Wolfe: Yeah, so the smallest teams will be probably about six or seven developers deploying a service. The largest team that we have onboarded has about 45 developers. And then we’re aiming for one of our front-end services, which is more monolithic, and so that’ll have several hundred developers working on it. But then there’s kind of an operational expert team that manages what that deployment looks like.
Ashley: Mm-hmm. Well that’s a pretty good range in different sizes of teams. So I’m sure–and parts of the application–so I assume they bring different challenges with them. How do you measure success from your decision of both going down the path of implementing continuous delivery and Spinnaker? You talked about business value. You also talked about preventing how many rollbacks and incidents that also happened. But how do you demonstrate to the people that said we’re gonna spend this money having you go implement this, and tell them that it was worth it?
Wolfe: Totally. That is a great question. And so one of the big motivators for us was actually for regression prevention. There are kind of two aspects for CD. One of them is increased productivity for developers. And then another one is having more vigorous processes for rollout. And we were definitely focused on the vigorous processes for rollout and having automated canary analysis by default for every service.
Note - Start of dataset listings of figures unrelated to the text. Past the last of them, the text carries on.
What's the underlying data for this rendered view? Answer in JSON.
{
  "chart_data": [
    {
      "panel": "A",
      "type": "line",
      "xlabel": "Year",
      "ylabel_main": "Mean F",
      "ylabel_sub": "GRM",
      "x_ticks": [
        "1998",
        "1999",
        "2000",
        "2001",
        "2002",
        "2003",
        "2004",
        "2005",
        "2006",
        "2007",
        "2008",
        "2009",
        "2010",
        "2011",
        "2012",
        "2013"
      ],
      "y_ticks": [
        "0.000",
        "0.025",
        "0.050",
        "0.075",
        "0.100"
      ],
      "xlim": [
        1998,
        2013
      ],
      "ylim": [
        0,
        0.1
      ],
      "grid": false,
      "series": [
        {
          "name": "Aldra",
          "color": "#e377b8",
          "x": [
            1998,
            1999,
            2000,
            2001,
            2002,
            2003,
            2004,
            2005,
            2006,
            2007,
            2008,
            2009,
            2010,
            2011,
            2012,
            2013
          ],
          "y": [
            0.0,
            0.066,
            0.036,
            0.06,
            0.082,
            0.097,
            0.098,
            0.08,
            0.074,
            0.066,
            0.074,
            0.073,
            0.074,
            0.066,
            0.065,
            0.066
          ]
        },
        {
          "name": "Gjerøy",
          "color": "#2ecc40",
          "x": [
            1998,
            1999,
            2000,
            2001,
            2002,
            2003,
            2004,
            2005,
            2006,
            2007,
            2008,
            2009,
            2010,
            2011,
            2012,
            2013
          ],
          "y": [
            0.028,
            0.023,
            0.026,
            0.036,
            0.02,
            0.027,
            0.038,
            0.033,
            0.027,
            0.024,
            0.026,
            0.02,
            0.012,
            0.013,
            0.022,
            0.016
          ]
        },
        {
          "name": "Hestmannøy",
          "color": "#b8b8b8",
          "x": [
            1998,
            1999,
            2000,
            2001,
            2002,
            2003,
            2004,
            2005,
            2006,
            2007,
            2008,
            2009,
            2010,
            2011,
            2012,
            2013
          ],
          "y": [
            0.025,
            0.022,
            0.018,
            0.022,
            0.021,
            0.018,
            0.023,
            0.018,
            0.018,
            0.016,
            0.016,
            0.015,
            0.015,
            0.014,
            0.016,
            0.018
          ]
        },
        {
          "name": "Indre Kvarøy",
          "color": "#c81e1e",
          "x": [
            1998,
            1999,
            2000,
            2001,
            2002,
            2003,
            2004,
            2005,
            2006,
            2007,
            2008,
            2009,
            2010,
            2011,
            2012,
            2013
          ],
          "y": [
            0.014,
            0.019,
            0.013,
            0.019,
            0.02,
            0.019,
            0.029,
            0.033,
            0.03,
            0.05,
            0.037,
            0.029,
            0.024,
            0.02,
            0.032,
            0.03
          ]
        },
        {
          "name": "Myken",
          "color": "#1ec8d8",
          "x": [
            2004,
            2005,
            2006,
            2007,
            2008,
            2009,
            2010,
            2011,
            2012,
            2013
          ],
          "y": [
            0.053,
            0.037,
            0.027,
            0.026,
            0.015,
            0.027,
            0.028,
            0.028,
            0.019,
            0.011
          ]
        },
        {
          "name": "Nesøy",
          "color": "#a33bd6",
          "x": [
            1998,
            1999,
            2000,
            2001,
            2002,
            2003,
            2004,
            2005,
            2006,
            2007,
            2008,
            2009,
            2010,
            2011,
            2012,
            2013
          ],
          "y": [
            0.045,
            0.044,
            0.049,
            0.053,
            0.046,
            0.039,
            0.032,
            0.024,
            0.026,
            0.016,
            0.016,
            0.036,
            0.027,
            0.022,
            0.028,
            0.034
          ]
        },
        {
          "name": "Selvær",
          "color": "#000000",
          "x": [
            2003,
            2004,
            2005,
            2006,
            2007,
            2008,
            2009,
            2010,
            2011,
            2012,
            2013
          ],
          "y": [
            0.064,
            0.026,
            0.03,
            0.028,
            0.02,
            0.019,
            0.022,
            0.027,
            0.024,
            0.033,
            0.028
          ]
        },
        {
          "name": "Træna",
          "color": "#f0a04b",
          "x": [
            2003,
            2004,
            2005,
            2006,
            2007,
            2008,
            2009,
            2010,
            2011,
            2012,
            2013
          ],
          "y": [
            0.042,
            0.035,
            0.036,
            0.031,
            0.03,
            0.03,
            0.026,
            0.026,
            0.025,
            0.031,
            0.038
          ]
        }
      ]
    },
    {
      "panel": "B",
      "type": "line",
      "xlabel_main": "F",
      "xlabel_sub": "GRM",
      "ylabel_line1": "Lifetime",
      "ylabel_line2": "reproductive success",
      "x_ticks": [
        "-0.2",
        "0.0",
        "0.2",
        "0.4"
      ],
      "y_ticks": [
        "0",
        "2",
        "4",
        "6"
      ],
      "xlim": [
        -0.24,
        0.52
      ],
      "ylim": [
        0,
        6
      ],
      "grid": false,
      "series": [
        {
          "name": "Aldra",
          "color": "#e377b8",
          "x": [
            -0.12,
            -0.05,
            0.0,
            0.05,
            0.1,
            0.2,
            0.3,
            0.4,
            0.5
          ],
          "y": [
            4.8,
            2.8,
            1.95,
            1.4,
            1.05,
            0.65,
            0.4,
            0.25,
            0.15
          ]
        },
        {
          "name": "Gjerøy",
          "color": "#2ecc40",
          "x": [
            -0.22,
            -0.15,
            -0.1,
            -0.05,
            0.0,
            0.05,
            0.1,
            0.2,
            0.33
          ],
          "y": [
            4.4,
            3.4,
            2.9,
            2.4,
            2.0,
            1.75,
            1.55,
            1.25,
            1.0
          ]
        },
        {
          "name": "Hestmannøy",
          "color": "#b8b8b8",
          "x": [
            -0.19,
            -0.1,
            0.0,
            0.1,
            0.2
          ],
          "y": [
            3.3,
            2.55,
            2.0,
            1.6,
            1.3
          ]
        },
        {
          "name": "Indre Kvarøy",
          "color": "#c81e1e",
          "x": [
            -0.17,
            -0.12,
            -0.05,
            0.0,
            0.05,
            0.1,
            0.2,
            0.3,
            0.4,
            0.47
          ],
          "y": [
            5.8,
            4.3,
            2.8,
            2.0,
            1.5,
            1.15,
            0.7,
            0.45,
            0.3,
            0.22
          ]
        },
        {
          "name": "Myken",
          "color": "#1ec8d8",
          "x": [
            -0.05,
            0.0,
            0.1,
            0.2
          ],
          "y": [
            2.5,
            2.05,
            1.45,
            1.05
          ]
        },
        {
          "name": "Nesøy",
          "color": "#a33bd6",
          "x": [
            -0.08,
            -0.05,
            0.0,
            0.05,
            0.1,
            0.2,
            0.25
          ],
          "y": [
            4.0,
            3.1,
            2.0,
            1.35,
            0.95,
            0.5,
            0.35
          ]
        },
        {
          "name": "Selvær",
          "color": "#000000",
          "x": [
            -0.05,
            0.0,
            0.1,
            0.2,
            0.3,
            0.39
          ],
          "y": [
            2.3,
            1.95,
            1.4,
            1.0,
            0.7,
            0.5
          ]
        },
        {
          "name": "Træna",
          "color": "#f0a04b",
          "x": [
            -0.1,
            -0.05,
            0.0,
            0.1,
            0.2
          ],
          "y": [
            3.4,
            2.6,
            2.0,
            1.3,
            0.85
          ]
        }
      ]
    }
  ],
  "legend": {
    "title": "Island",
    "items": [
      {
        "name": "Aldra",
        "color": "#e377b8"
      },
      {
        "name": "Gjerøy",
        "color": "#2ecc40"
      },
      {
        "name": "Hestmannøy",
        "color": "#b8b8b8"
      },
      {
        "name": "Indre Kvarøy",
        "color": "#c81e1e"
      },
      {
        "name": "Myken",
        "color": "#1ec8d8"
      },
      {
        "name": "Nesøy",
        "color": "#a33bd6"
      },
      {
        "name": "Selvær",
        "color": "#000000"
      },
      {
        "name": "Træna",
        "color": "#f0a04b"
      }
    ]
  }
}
And so that’s kind of the route that we’re pursuing, really, in 2019 in terms of proving the business value.
Ashley: Mm-hmm.
Wolfe: In 2020 we’re gonna have more metrics and more ability to say something around how productive we have made our engineers, or at least that we haven’t made the story harder. But right now it’s proven a little bit harder to quantify that. So we get people saying, “Yeah, we love it. We love that we can kind of ignore the deploy process now.” But aside from having a CSAT style score where you’re just saying, you know, rate how productive you are on a scale of one to ten, it’s been pretty hard to quantify the productivity gains we’ve seen with Spinnaker.
Ashley: Well, that is often a challenge, right, for us in the software world in implementing technology, and as you’ve talked about some of the regression testing issues, maybe even incidents in the old process compared to the new, hopefully there are some metrics you can also use from the old methods to the new and to give you some places to start, at least, to benchmark those things.
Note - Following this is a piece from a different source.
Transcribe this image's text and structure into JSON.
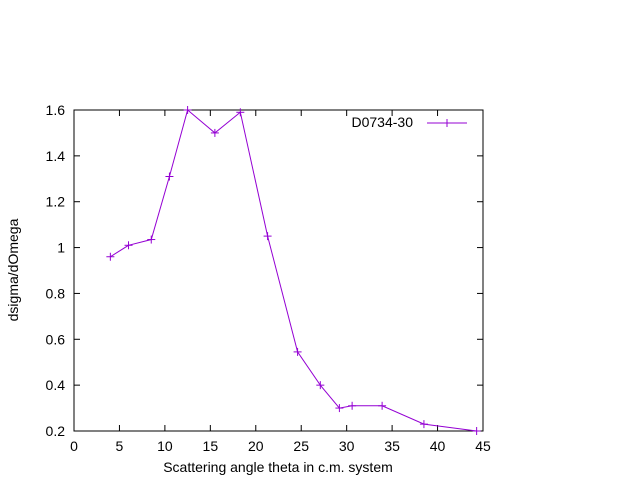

Wolfe: Certainly for regression detection we have. We have strong evidence that automating this pipeline–and so what I really think of Spinnaker as is a way to automate your run book. Just the fact that it is automated now has reduced the number of regressions that have gotten out to production. We have very strong evidence of that at this point.
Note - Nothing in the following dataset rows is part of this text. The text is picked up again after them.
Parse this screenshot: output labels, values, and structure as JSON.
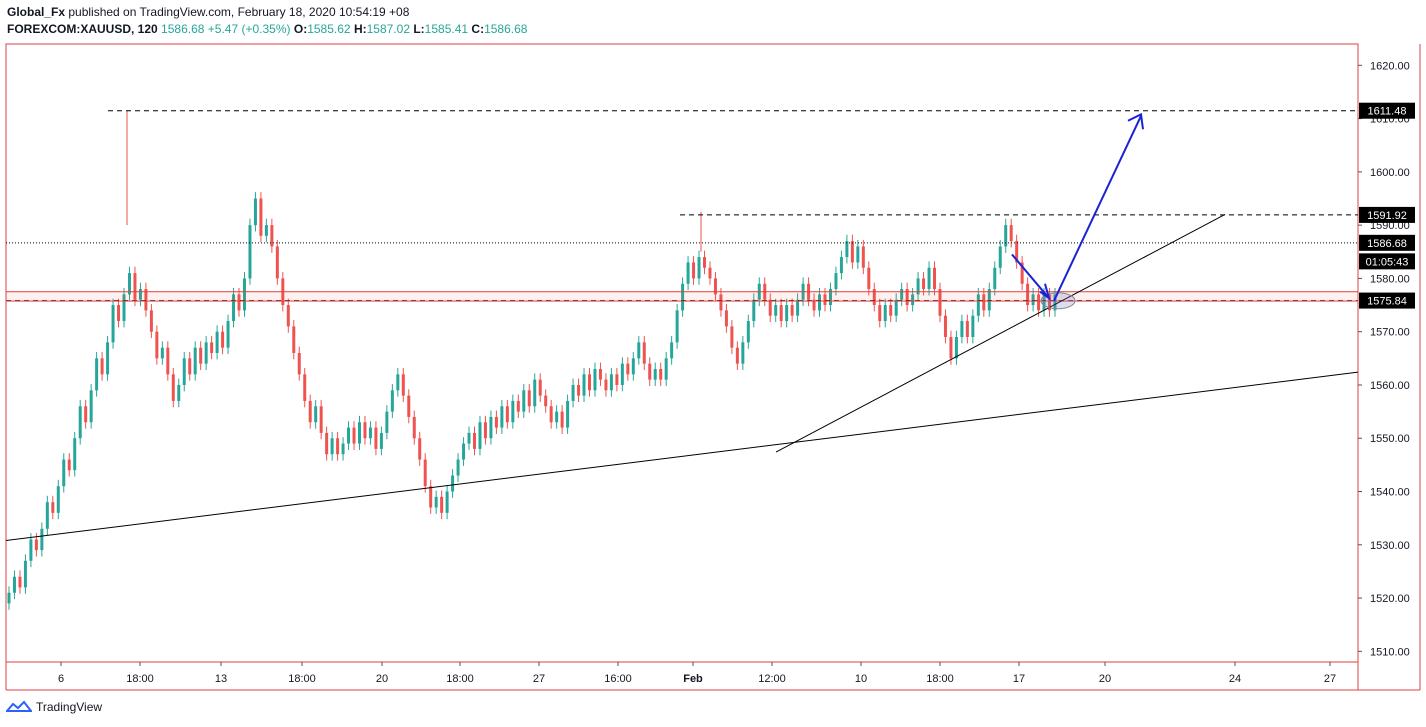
{
  "header": {
    "author": "Global_Fx",
    "published_text": " published on TradingView.com, February 18, 2020 10:54:19 +08",
    "symbol": "FOREXCOM:XAUUSD, 120",
    "last": "1586.68",
    "change": "+5.47 (+0.35%)",
    "open_label": "O:",
    "open": "1585.62",
    "high_label": "H:",
    "high": "1587.02",
    "low_label": "L:",
    "low": "1585.41",
    "close_label": "C:",
    "close": "1586.68"
  },
  "footer": {
    "brand": "TradingView",
    "logo_icon": "tradingview-logo-icon"
  },
  "colors": {
    "up": "#26a69a",
    "down": "#ef5350",
    "frame": "#e04040",
    "arrow": "#1a22d6",
    "tag": "#000000"
  },
  "chart_data": {
    "type": "candlestick",
    "ylim": [
      1508,
      1624
    ],
    "y_ticks": [
      "1620.00",
      "1610.00",
      "1600.00",
      "1590.00",
      "1580.00",
      "1570.00",
      "1560.00",
      "1550.00",
      "1540.00",
      "1530.00",
      "1520.00",
      "1510.00"
    ],
    "x_ticks": [
      "6",
      "18:00",
      "13",
      "18:00",
      "20",
      "18:00",
      "27",
      "16:00",
      "Feb",
      "12:00",
      "10",
      "18:00",
      "17",
      "20",
      "24",
      "27"
    ],
    "price_tags": [
      {
        "label": "1611.48",
        "value": 1611.48
      },
      {
        "label": "1591.92",
        "value": 1591.92
      },
      {
        "label": "1586.68",
        "value": 1586.68
      },
      {
        "label": "01:05:43",
        "value": 1583.2
      },
      {
        "label": "1575.84",
        "value": 1575.84
      }
    ],
    "close_path": [
      [
        0,
        1519
      ],
      [
        8,
        1532
      ],
      [
        20,
        1540
      ],
      [
        32,
        1560
      ],
      [
        42,
        1566
      ],
      [
        50,
        1578
      ],
      [
        58,
        1576
      ],
      [
        66,
        1566
      ],
      [
        74,
        1562
      ],
      [
        82,
        1568
      ],
      [
        90,
        1567
      ],
      [
        100,
        1575
      ],
      [
        108,
        1590
      ],
      [
        112,
        1586
      ],
      [
        118,
        1575
      ],
      [
        124,
        1560
      ],
      [
        132,
        1553
      ],
      [
        140,
        1547
      ],
      [
        150,
        1549
      ],
      [
        160,
        1547
      ],
      [
        168,
        1548
      ],
      [
        176,
        1555
      ],
      [
        180,
        1561
      ],
      [
        188,
        1555
      ],
      [
        196,
        1550
      ],
      [
        204,
        1541
      ],
      [
        212,
        1537
      ],
      [
        220,
        1542
      ],
      [
        228,
        1547
      ],
      [
        236,
        1551
      ],
      [
        244,
        1552
      ],
      [
        252,
        1548
      ],
      [
        260,
        1553
      ],
      [
        268,
        1556
      ],
      [
        276,
        1556
      ],
      [
        284,
        1558
      ],
      [
        292,
        1563
      ],
      [
        300,
        1566
      ],
      [
        306,
        1564
      ],
      [
        312,
        1560
      ],
      [
        320,
        1557
      ],
      [
        328,
        1553
      ],
      [
        336,
        1557
      ],
      [
        344,
        1562
      ],
      [
        352,
        1560
      ],
      [
        360,
        1562
      ],
      [
        368,
        1562
      ],
      [
        376,
        1558
      ],
      [
        382,
        1564
      ],
      [
        388,
        1566
      ],
      [
        394,
        1563
      ],
      [
        400,
        1562
      ],
      [
        404,
        1572
      ],
      [
        410,
        1583
      ],
      [
        416,
        1584
      ],
      [
        424,
        1581
      ],
      [
        432,
        1577
      ],
      [
        440,
        1575
      ],
      [
        448,
        1570
      ],
      [
        456,
        1567
      ],
      [
        464,
        1572
      ],
      [
        470,
        1577
      ],
      [
        478,
        1580
      ],
      [
        484,
        1575
      ],
      [
        490,
        1572
      ],
      [
        496,
        1575
      ],
      [
        504,
        1575
      ],
      [
        512,
        1578
      ],
      [
        518,
        1576
      ],
      [
        524,
        1583
      ],
      [
        530,
        1583
      ],
      [
        536,
        1587
      ],
      [
        542,
        1587
      ],
      [
        548,
        1583
      ],
      [
        556,
        1581
      ],
      [
        562,
        1575
      ],
      [
        568,
        1574
      ],
      [
        576,
        1572
      ],
      [
        584,
        1576
      ],
      [
        592,
        1578
      ],
      [
        598,
        1580
      ],
      [
        604,
        1577
      ],
      [
        610,
        1577
      ],
      [
        618,
        1573
      ],
      [
        624,
        1568
      ],
      [
        632,
        1560
      ],
      [
        638,
        1551
      ],
      [
        644,
        1556
      ],
      [
        650,
        1557
      ],
      [
        658,
        1553
      ],
      [
        666,
        1561
      ],
      [
        672,
        1563
      ],
      [
        680,
        1566
      ],
      [
        686,
        1567
      ],
      [
        694,
        1568
      ],
      [
        700,
        1571
      ],
      [
        708,
        1571
      ],
      [
        716,
        1575
      ],
      [
        722,
        1575
      ],
      [
        730,
        1573
      ],
      [
        736,
        1569
      ],
      [
        744,
        1568
      ],
      [
        750,
        1567
      ],
      [
        756,
        1568
      ],
      [
        762,
        1566
      ],
      [
        770,
        1570
      ],
      [
        776,
        1573
      ],
      [
        782,
        1574
      ],
      [
        790,
        1576
      ],
      [
        798,
        1577
      ],
      [
        806,
        1576
      ],
      [
        812,
        1578
      ],
      [
        816,
        1584
      ],
      [
        822,
        1582
      ],
      [
        828,
        1581
      ],
      [
        834,
        1580
      ],
      [
        840,
        1582
      ],
      [
        846,
        1587
      ]
    ],
    "candle_samples": [
      [
        0,
        1519,
        1521
      ],
      [
        2,
        1521,
        1524
      ],
      [
        4,
        1524,
        1522
      ],
      [
        6,
        1522,
        1527
      ],
      [
        8,
        1527,
        1531
      ],
      [
        10,
        1531,
        1529
      ],
      [
        12,
        1529,
        1533
      ],
      [
        14,
        1533,
        1538
      ],
      [
        16,
        1538,
        1536
      ],
      [
        18,
        1536,
        1541
      ],
      [
        20,
        1541,
        1546
      ],
      [
        22,
        1546,
        1544
      ],
      [
        24,
        1544,
        1550
      ],
      [
        26,
        1550,
        1556
      ],
      [
        28,
        1556,
        1553
      ],
      [
        30,
        1553,
        1559
      ],
      [
        32,
        1559,
        1565
      ],
      [
        34,
        1565,
        1562
      ],
      [
        36,
        1562,
        1568
      ],
      [
        38,
        1568,
        1575
      ],
      [
        40,
        1575,
        1572
      ],
      [
        42,
        1572,
        1577
      ],
      [
        44,
        1577,
        1581
      ],
      [
        46,
        1581,
        1576
      ],
      [
        48,
        1576,
        1578
      ],
      [
        50,
        1578,
        1574
      ],
      [
        52,
        1574,
        1570
      ],
      [
        54,
        1570,
        1565
      ],
      [
        56,
        1565,
        1567
      ],
      [
        58,
        1567,
        1562
      ],
      [
        60,
        1562,
        1557
      ],
      [
        62,
        1557,
        1560
      ],
      [
        64,
        1560,
        1565
      ],
      [
        66,
        1565,
        1562
      ],
      [
        68,
        1562,
        1567
      ],
      [
        70,
        1567,
        1564
      ],
      [
        72,
        1564,
        1568
      ],
      [
        74,
        1568,
        1566
      ],
      [
        76,
        1566,
        1570
      ],
      [
        78,
        1570,
        1567
      ],
      [
        80,
        1567,
        1572
      ],
      [
        82,
        1572,
        1577
      ],
      [
        84,
        1577,
        1574
      ],
      [
        86,
        1574,
        1580
      ],
      [
        88,
        1580,
        1590
      ],
      [
        90,
        1590,
        1595
      ],
      [
        92,
        1595,
        1588
      ],
      [
        94,
        1588,
        1590
      ],
      [
        96,
        1590,
        1586
      ],
      [
        98,
        1586,
        1580
      ],
      [
        100,
        1580,
        1575
      ],
      [
        102,
        1575,
        1571
      ],
      [
        104,
        1571,
        1566
      ],
      [
        106,
        1566,
        1562
      ],
      [
        108,
        1562,
        1557
      ],
      [
        110,
        1557,
        1553
      ],
      [
        112,
        1553,
        1556
      ],
      [
        114,
        1556,
        1551
      ],
      [
        116,
        1551,
        1547
      ],
      [
        118,
        1547,
        1550
      ],
      [
        120,
        1550,
        1547
      ],
      [
        122,
        1547,
        1549
      ],
      [
        124,
        1549,
        1552
      ],
      [
        126,
        1552,
        1549
      ],
      [
        128,
        1549,
        1553
      ],
      [
        130,
        1553,
        1550
      ],
      [
        132,
        1550,
        1552
      ],
      [
        134,
        1552,
        1548
      ],
      [
        136,
        1548,
        1551
      ],
      [
        138,
        1551,
        1555
      ],
      [
        140,
        1555,
        1559
      ],
      [
        142,
        1559,
        1562
      ],
      [
        144,
        1562,
        1558
      ],
      [
        146,
        1558,
        1554
      ],
      [
        148,
        1554,
        1550
      ],
      [
        150,
        1550,
        1546
      ],
      [
        152,
        1546,
        1541
      ],
      [
        154,
        1541,
        1537
      ],
      [
        156,
        1537,
        1539
      ],
      [
        158,
        1539,
        1536
      ],
      [
        160,
        1536,
        1540
      ],
      [
        162,
        1540,
        1543
      ],
      [
        164,
        1543,
        1546
      ],
      [
        166,
        1546,
        1549
      ],
      [
        168,
        1549,
        1551
      ],
      [
        170,
        1551,
        1548
      ],
      [
        172,
        1548,
        1553
      ],
      [
        174,
        1553,
        1550
      ],
      [
        176,
        1550,
        1554
      ],
      [
        178,
        1554,
        1552
      ],
      [
        180,
        1552,
        1556
      ],
      [
        182,
        1556,
        1553
      ],
      [
        184,
        1553,
        1557
      ],
      [
        186,
        1557,
        1555
      ],
      [
        188,
        1555,
        1559
      ],
      [
        190,
        1559,
        1556
      ],
      [
        192,
        1556,
        1561
      ],
      [
        194,
        1561,
        1558
      ],
      [
        196,
        1558,
        1556
      ],
      [
        198,
        1556,
        1553
      ],
      [
        200,
        1553,
        1555
      ],
      [
        202,
        1555,
        1552
      ],
      [
        204,
        1552,
        1557
      ],
      [
        206,
        1557,
        1560
      ],
      [
        208,
        1560,
        1558
      ],
      [
        210,
        1558,
        1562
      ],
      [
        212,
        1562,
        1559
      ],
      [
        214,
        1559,
        1563
      ],
      [
        216,
        1563,
        1561
      ],
      [
        218,
        1561,
        1559
      ],
      [
        220,
        1559,
        1562
      ],
      [
        222,
        1562,
        1560
      ],
      [
        224,
        1560,
        1564
      ],
      [
        226,
        1564,
        1562
      ],
      [
        228,
        1562,
        1565
      ],
      [
        230,
        1565,
        1568
      ],
      [
        232,
        1568,
        1564
      ],
      [
        234,
        1564,
        1561
      ],
      [
        236,
        1561,
        1563
      ],
      [
        238,
        1563,
        1561
      ],
      [
        240,
        1561,
        1565
      ],
      [
        242,
        1565,
        1568
      ],
      [
        244,
        1568,
        1574
      ],
      [
        246,
        1574,
        1579
      ],
      [
        248,
        1579,
        1583
      ],
      [
        250,
        1583,
        1580
      ],
      [
        252,
        1580,
        1584
      ],
      [
        254,
        1584,
        1582
      ],
      [
        256,
        1582,
        1580
      ],
      [
        258,
        1580,
        1577
      ],
      [
        260,
        1577,
        1574
      ],
      [
        262,
        1574,
        1571
      ],
      [
        264,
        1571,
        1567
      ],
      [
        266,
        1567,
        1564
      ],
      [
        268,
        1564,
        1568
      ],
      [
        270,
        1568,
        1572
      ],
      [
        272,
        1572,
        1576
      ],
      [
        274,
        1576,
        1579
      ],
      [
        276,
        1579,
        1576
      ],
      [
        278,
        1576,
        1573
      ],
      [
        280,
        1573,
        1575
      ],
      [
        282,
        1575,
        1572
      ],
      [
        284,
        1572,
        1575
      ],
      [
        286,
        1575,
        1573
      ],
      [
        288,
        1573,
        1576
      ],
      [
        290,
        1576,
        1579
      ],
      [
        292,
        1579,
        1576
      ],
      [
        294,
        1576,
        1574
      ],
      [
        296,
        1574,
        1577
      ],
      [
        298,
        1577,
        1575
      ],
      [
        300,
        1575,
        1578
      ],
      [
        302,
        1578,
        1581
      ],
      [
        304,
        1581,
        1584
      ],
      [
        306,
        1584,
        1587
      ],
      [
        308,
        1587,
        1583
      ],
      [
        310,
        1583,
        1586
      ],
      [
        312,
        1586,
        1582
      ],
      [
        314,
        1582,
        1578
      ],
      [
        316,
        1578,
        1575
      ],
      [
        318,
        1575,
        1572
      ],
      [
        320,
        1572,
        1575
      ],
      [
        322,
        1575,
        1573
      ],
      [
        324,
        1573,
        1576
      ],
      [
        326,
        1576,
        1578
      ],
      [
        328,
        1578,
        1575
      ],
      [
        330,
        1575,
        1577
      ],
      [
        332,
        1577,
        1580
      ],
      [
        334,
        1580,
        1578
      ],
      [
        336,
        1578,
        1582
      ],
      [
        338,
        1582,
        1578
      ],
      [
        340,
        1578,
        1573
      ],
      [
        342,
        1573,
        1569
      ],
      [
        344,
        1569,
        1565
      ],
      [
        346,
        1565,
        1569
      ],
      [
        348,
        1569,
        1572
      ],
      [
        350,
        1572,
        1569
      ],
      [
        352,
        1569,
        1573
      ],
      [
        354,
        1573,
        1577
      ],
      [
        356,
        1577,
        1574
      ],
      [
        358,
        1574,
        1578
      ],
      [
        360,
        1578,
        1582
      ],
      [
        362,
        1582,
        1586
      ],
      [
        364,
        1586,
        1590
      ],
      [
        366,
        1590,
        1587
      ],
      [
        368,
        1587,
        1583
      ],
      [
        370,
        1583,
        1579
      ],
      [
        372,
        1579,
        1575
      ],
      [
        374,
        1575,
        1577
      ],
      [
        376,
        1577,
        1574
      ],
      [
        378,
        1574,
        1577
      ],
      [
        380,
        1577,
        1574
      ],
      [
        382,
        1574,
        1577
      ]
    ]
  },
  "annotations": {
    "horizontal_lines": [
      {
        "label": "1611.48"
      },
      {
        "label": "1591.92"
      },
      {
        "label": "1586.68"
      },
      {
        "label": "1575.84"
      }
    ]
  }
}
Ashley: Well and hopefully you can sing some of the praises, the good things of what the teams have learned so far with folks that are adopting it as you take on some of the bigger challenges like the larger teams do.
Well now, I appreciate you coming on the podcast. It’s been fascinating learning about what you’re gonna talk about. And I wish you the best in your presentation at Spinnaker Summit.
Wolfe: Thanks so much, Mitch. This has been a pleasure. And I hope to meet you at some point soon.
Ashley: That would be fantastic. I would enjoy that very much. I’d like to thank my guest today, Brian Wolfe, software engineer at Airbnb for sharing with us his experience with Spinnaker and how they are migrating to a continuous delivery model and scaling that up in the organization. Brian’s gonna be talking at the Spinnaker Summit 2019, which is November 15th through the 19th in San Diego. His talk is on Saturday the 16th at 11:00 a.m. And I believe you’re gonna be doing that with Jens Vanderhaeghe? Is that correct?
Wolfe: Yes, that is correct.
Ashley: Awesome. Good to have you both up there. Well thank you everyone for joining us today. I’d like to thank our listeners for taking the time to check out the podcast and hear about this talk. This is Mitch Ashley with staging-devopsy.kinsta.cloud. And you have listened to another DevOps Chat with my guest. Be careful out there.